A 2 W carbon resistor is color coded with green, black, red and silver respectively. The maximum current which can be passed through this resistor is:

First we interpret the colour bands of the carbon resistor. The standard colour-digit table is:

$$\text{Black}=0,\; \text{Brown}=1,\; \text{Red}=2,\; \text{Orange}=3,\; \text{Yellow}=4,\; \text{Green}=5,\; \text{Blue}=6,\; \text{Violet}=7,\; \text{Grey}=8,\; \text{White}=9.$$

In the given sequence green, black, red, silver we have:

Green gives the first digit $$a = 5,$$

Black gives the second digit $$b = 0,$$

Red gives the multiplier power $$c = 2,$$ because red corresponds to the multiplier $$10^2$$,

Silver gives the tolerance of $$\pm 10\%.$$(We shall use this tolerance a little later.)

The standard formula for the resistance of a 4-band resistor is

$$R = (10a + b)\times 10^{\,c}\;\Omega.$$

Substituting the digits just obtained we get

$$R = (10\times 5 + 0)\times 10^{\,2}\;\Omega.$$

Simplifying step by step, first evaluate the bracket:

$$10\times 5 + 0 = 50.$$

Now multiply by the power of ten supplied by the third band:

$$R = 50 \times 10^{\,2}\;\Omega.$$

Since $$10^{\,2}=100,$$ we have

$$R = 50 \times 100\;\Omega = 5000\;\Omega.$$

So the nominal resistance is

$$R_{\text{nom}} = 5\;\text{k}\Omega.$$

Because the tolerance is silver (±10 %), the actual resistance can be as low as

$$R_{\min}= R_{\text{nom}}\left(1-0.10\right).$$

Substituting the numerical value,

$$R_{\min}= 5\,000\;\Omega \times 0.90 = 4\,500\;\Omega.$$

To ensure the resistor never dissipates more than its rated power of 2 W, we use the power relation

$$P = I^{2}R.$$

For the maximum current we must employ the minimum resistance (because $$I^{2}R$$ must stay at 2 W).

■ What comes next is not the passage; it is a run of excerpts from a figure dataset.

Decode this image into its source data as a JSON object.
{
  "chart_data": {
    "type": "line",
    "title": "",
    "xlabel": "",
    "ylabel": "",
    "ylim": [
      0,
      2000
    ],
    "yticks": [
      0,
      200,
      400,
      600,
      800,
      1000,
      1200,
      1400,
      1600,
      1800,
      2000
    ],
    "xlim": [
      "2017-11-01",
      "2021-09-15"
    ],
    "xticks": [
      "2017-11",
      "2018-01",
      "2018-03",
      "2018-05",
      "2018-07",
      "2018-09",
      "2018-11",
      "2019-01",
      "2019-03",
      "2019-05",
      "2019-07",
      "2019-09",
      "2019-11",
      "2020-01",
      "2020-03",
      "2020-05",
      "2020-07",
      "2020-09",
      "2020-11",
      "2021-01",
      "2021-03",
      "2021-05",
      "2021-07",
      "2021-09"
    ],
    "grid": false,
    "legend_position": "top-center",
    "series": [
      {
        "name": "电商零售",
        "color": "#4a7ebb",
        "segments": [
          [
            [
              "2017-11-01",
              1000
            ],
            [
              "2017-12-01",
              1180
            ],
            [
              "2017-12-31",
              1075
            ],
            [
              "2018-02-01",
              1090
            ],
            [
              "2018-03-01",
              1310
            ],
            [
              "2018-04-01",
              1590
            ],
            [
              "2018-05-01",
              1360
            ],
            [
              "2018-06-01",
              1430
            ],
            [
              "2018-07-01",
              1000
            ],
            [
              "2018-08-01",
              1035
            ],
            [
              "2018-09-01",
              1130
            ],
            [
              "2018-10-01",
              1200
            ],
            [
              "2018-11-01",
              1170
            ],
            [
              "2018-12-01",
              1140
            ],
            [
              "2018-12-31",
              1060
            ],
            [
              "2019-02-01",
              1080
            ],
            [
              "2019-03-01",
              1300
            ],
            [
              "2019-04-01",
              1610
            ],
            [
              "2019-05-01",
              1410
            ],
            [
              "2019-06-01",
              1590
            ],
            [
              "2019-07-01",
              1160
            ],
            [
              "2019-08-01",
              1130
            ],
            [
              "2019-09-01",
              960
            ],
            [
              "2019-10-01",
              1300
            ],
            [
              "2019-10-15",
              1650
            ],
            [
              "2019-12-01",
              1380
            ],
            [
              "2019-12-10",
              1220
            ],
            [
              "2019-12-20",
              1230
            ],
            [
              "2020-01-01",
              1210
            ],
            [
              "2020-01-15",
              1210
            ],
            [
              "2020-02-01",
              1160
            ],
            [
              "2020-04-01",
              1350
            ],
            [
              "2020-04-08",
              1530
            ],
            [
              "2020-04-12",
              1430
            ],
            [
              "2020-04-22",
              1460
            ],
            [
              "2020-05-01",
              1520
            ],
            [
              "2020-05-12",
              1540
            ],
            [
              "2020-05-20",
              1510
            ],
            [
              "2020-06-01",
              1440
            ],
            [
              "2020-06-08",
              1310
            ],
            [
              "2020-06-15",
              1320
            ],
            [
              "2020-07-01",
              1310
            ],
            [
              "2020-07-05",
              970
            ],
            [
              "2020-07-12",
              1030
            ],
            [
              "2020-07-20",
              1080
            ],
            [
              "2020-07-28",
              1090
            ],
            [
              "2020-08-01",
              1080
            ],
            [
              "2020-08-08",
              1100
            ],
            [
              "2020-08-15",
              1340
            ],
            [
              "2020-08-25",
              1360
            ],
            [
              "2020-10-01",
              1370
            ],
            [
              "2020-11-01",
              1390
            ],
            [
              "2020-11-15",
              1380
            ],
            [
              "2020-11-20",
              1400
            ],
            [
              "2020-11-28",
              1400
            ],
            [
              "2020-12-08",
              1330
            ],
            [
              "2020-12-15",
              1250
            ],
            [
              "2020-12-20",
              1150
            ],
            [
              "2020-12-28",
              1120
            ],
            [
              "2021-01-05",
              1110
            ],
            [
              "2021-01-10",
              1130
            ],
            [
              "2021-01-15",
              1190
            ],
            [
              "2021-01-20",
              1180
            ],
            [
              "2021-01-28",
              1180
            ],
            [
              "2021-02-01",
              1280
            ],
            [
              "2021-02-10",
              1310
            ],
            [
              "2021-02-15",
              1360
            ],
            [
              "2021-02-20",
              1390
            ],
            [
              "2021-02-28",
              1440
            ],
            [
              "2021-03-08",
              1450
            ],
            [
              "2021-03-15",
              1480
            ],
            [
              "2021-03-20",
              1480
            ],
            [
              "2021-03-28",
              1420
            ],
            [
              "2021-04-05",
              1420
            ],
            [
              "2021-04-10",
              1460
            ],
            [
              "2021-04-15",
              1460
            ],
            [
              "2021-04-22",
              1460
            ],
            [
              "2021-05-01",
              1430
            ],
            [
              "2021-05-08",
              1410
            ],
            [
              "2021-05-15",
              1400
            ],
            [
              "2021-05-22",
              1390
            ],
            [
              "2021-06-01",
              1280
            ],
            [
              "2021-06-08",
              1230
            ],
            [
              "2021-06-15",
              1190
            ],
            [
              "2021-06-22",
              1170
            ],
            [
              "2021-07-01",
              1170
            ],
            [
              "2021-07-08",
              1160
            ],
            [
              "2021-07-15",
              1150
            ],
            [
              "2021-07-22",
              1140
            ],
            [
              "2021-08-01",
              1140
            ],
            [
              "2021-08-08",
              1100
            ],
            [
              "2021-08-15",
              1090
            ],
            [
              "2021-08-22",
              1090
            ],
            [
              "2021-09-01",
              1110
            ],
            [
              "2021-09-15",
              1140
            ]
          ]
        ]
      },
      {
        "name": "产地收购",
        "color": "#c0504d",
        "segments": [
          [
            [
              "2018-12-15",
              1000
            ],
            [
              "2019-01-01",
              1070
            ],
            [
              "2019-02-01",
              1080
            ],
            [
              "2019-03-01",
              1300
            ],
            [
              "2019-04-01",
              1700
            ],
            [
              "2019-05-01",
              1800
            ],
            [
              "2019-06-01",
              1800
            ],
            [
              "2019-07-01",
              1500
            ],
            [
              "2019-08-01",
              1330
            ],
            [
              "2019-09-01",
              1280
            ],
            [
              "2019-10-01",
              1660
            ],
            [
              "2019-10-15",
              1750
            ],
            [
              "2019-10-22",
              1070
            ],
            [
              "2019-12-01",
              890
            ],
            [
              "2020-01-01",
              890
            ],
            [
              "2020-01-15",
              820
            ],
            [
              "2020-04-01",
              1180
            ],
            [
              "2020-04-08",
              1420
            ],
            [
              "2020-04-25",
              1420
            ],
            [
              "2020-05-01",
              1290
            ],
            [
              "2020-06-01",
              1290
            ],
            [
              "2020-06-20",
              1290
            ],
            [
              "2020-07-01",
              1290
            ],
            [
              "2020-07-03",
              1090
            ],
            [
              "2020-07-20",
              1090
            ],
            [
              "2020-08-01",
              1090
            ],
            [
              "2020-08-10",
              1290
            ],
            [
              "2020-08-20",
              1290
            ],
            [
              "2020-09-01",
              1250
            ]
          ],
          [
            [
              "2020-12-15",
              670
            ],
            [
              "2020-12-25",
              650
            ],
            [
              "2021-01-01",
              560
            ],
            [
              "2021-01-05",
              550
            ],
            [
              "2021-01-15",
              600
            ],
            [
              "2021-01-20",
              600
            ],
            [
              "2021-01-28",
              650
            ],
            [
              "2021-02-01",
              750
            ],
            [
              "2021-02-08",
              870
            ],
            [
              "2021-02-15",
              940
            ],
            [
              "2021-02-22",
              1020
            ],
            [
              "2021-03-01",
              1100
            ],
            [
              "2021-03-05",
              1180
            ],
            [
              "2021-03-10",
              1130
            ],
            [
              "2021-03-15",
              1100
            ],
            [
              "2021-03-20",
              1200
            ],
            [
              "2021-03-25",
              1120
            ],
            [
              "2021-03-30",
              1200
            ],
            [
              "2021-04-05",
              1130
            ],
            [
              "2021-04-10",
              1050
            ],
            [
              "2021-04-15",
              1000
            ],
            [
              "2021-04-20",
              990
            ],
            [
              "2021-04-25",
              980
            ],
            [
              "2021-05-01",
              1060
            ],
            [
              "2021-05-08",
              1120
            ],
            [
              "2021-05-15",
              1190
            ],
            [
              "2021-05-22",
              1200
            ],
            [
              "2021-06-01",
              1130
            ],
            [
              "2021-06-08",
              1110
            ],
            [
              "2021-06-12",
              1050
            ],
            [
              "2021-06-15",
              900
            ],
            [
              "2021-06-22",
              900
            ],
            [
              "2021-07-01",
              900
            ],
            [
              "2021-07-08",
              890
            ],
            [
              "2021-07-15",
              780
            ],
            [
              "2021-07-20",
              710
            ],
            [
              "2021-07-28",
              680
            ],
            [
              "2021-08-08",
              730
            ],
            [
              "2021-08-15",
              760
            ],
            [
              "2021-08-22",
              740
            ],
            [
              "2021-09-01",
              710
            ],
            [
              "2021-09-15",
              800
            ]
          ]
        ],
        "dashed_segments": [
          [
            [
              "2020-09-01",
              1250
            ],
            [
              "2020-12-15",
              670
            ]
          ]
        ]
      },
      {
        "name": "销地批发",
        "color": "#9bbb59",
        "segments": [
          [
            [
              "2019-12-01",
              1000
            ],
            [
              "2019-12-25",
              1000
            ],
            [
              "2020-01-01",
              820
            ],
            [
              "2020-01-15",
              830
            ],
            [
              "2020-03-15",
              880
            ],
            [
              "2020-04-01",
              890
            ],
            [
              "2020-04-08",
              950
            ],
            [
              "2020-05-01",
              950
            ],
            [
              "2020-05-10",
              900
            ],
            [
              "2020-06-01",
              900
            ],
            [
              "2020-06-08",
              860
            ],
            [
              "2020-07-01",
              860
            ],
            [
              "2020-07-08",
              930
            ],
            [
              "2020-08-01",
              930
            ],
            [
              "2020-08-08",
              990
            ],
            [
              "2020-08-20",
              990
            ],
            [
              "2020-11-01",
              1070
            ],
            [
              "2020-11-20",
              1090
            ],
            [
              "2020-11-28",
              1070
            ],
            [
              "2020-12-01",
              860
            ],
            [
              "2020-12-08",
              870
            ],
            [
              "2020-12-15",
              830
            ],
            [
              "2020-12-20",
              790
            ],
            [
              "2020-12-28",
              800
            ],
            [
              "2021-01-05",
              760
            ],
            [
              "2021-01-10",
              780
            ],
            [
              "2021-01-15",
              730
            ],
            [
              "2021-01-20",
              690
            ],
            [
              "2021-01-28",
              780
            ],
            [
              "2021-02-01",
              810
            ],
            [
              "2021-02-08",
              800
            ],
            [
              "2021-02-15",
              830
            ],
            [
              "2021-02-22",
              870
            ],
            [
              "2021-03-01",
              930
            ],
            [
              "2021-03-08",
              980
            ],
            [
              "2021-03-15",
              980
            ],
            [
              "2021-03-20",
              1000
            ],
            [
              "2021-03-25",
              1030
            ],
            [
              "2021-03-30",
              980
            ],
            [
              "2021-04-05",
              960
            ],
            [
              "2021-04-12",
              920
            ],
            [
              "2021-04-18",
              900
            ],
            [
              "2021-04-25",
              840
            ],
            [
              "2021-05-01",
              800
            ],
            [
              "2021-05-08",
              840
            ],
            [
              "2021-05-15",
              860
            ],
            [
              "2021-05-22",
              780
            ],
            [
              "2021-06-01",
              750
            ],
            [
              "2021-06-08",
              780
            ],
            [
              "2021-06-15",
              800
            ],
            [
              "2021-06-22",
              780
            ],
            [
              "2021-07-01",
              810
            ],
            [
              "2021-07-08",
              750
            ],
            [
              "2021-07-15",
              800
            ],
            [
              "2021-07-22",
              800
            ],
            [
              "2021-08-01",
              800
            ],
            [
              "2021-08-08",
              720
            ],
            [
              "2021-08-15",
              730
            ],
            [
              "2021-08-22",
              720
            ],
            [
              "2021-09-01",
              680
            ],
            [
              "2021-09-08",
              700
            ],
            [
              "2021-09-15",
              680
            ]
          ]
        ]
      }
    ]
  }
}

Rearranging the formula for current gives

$$I_{\max} = \sqrt{\dfrac{P}{R_{\min}}}.$$

Now substitute $$P = 2\;\text{W}$$ and $$R_{\min}=4\,500\;\Omega$$:

$$I_{\max} = \sqrt{\dfrac{2}{4\,500}}\;\text{A}.$$

Compute the fraction first:

$$\dfrac{2}{4\,500}=0.000444\overline{4}.$$

Taking the square root,

$$I_{\max}= \sqrt{0.000444\overline{4}}\;\text{A}\approx 0.0211\;\text{A}.$$

Convert amperes to milliamperes using $$1\;\text{A}=1000\;\text{mA}$$:

$$0.0211\;\text{A}\times 1000 = 21.1\;\text{mA}.$$

The nearest value among the given options is 20 mA.

Hence, the correct answer is Option C.